The agricultural roots of the holiday are evident in Sefirat HaOmer, the counting of the omer, which refers to a measure of grain that was brought to the Temple on Shavuot. The counting of the omer–a literal enumeration of what day it is in the omer–begins on the second night of Passover and includes seven weeks of seven days, with the 50th day being Shavuot. The counting occurs during the Maariv (evening) service.
During the omer period, it is customary to study one chapter of the tractate Pirkei Avot (Ethics of the Fathers) every Shabbat afternoon, although some communities continue to study it throughout the summer.
Some of the customs associated with Shavuot display remnants of the agricultural tradition. Synagogues are often decorated with flowers and foliage. This is also connected with Mishnah Rosh Hashanah (a section of the Talmud), which states that Shavuot is the judgment day for fruit trees. Recent customs are to plant flowers around the synagogue on the day before Shavuot. Sometimes grass is spread on the floor of the synagogue, a custom related to the agricultural aspects of this festival or to remind the people of the grass upon which the Israelites stood while receiving the Torah. In Israeli agricultural communities, some people dress in white and ride on carts filled with the produce of the late spring harvest.

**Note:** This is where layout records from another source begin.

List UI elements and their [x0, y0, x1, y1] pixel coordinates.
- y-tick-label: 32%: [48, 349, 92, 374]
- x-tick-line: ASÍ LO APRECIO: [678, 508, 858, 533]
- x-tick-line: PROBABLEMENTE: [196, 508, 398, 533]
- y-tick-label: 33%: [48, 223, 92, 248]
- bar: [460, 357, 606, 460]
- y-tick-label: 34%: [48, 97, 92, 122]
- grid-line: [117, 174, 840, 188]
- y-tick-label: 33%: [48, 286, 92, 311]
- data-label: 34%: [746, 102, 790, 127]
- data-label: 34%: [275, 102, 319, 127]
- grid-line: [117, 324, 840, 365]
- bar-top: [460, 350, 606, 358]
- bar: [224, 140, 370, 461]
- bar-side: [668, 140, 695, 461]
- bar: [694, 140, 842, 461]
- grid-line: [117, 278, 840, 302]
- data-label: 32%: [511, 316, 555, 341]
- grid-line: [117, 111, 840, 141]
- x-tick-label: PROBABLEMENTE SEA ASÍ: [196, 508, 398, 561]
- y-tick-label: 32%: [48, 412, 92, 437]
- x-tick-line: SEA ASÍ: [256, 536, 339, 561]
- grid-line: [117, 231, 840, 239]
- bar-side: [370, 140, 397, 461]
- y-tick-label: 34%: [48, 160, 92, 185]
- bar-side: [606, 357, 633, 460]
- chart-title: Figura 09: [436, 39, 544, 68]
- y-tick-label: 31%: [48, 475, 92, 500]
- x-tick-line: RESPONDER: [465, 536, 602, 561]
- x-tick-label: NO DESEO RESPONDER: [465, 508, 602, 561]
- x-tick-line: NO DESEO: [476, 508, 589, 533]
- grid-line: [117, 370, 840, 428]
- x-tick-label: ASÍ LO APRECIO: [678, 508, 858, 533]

There is general feeling of sadness from Passover to Shavuot. There are a number of theories for why Jews view this period with sadness, one of which refers to a plague that killed many students of the famed talmudic sage Rabbi Akiva during this period. Whatever the reason, it is a time of semi-mourning when traditional Jews do not perform wedding ceremonies, cut their hair, or attend live musical performances. The period of sadness is interrupted on the 33rd day of the counting of the Omer, on Lag B’Omer (the Hebrew letters “lamed” and “gimmel” which spell “lag” add up to 33). Some traditional Jews end the semi-mourning period on this day, and some continue it after that day until three days before Shavuot. The main Ashkenazic (Eastern European) Orthodox custom is to mourn from Pesach until three days before Shavuot with the exceptions of Lag B’Omer, Rosh Hodesh (the new moon) for the month of Iyar, Rosh Hodesh for the month of Sivan, (and for many) the fifth of Iyar (Israeli Independence Day).